Understanding RPH3AL function across different cellular contexts:
Exocytosis regulation:
RPH3AL is essential for normal regulation of exocytosis in endocrine and exocrine cells through interactions with the cytoskeleton
Antibody-based co-immunoprecipitation experiments can identify binding partners
Immunofluorescence using anti-RPH3AL antibodies can reveal co-localization with exocytotic machinery
Proximity ligation assays can confirm direct protein-protein interactions in situ
Calcium signaling:
RPH3AL promotes agonist-induced intracellular calcium increases during exocytosis of zymogen granules in pancreatic acinar cells
Antibodies can be used in calcium imaging experiments to correlate RPH3AL localization with calcium flux
Phospho-specific antibodies (if available) can track activation states during calcium signaling
Tumor suppressor activity:
Evidence suggests RPH3AL functions as a tumor suppressor in multiple cancer types
Antibody-based chromatin immunoprecipitation (ChIP) experiments can identify potential transcriptional targets
Immunoprecipitation followed by mass spectrometry can identify context-specific interaction partners
Immunohistochemistry across cancer stages can track expression changes during progression
Tissue-specific functions:
RPH3AL shows moderate to high expression in thyroid, ovary, stomach, heart, pancreas, skeletal muscle, kidney, and liver
Multiplex immunofluorescence with lineage markers can identify cell type-specific expression patterns
Single-cell analysis combining antibody-based detection with transcriptomics can reveal functional heterogeneity
Through these methodological approaches using RPH3AL antibodies, researchers can build a comprehensive understanding of this protein's diverse functions across cellular contexts and how these functions may be altered in disease states.

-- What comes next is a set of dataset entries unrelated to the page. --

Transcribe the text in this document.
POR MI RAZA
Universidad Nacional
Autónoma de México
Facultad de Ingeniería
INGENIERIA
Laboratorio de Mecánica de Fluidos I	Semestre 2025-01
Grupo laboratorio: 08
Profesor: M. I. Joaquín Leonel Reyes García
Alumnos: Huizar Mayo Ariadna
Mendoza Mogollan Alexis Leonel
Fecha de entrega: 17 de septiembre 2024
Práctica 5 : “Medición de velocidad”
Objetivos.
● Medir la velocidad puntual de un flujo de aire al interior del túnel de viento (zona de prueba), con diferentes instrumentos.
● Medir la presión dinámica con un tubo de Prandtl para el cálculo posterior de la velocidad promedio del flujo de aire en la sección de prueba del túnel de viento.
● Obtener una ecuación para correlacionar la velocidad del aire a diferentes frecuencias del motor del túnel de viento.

Emerging technologies poised to advance RPH3AL antibody research include:
Advanced microscopy techniques:
Super-resolution microscopy to visualize RPH3AL subcellular localization with nanometer precision
Lattice light-sheet microscopy for live-cell imaging of RPH3AL dynamics during exocytosis
Expansion microscopy to physically enlarge specimens for improved visualization of RPH3AL-protein interactions
Correlative light and electron microscopy (CLEM) to link RPH3AL localization with ultrastructural features
Spatial multi-omics integration:
Multiplexed ion beam imaging (MIBI) or imaging mass cytometry (IMC) to simultaneously detect RPH3AL with dozens of other proteins
Spatial transcriptomics combined with RPH3AL protein detection to correlate protein expression with local transcriptome
Digital spatial profiling to quantitatively analyze RPH3AL expression in precisely defined tissue regions
In situ sequencing techniques that can detect RPH3AL genetic alterations while preserving tissue architecture
Antibody engineering advances:
Development of recombinant nanobodies against RPH3AL epitopes for improved tissue penetration
Site-specific conjugation methods for adding detection moieties without compromising binding properties
Bi-specific antibodies that can simultaneously target RPH3AL and interacting partners
Antibody fragments optimized for super-resolution microscopy techniques
Artificial intelligence applications:
Deep learning algorithms for automated quantification of RPH3AL expression patterns
Machine learning models to identify novel associations between RPH3AL expression and disease features
Computer vision approaches to detect subtle changes in RPH3AL subcellular distribution
Predictive modeling of RPH3AL protein interactions based on structural data
These technological advances will enable more precise, comprehensive, and quantitative analysis of RPH3AL expression and function in both research and clinical contexts.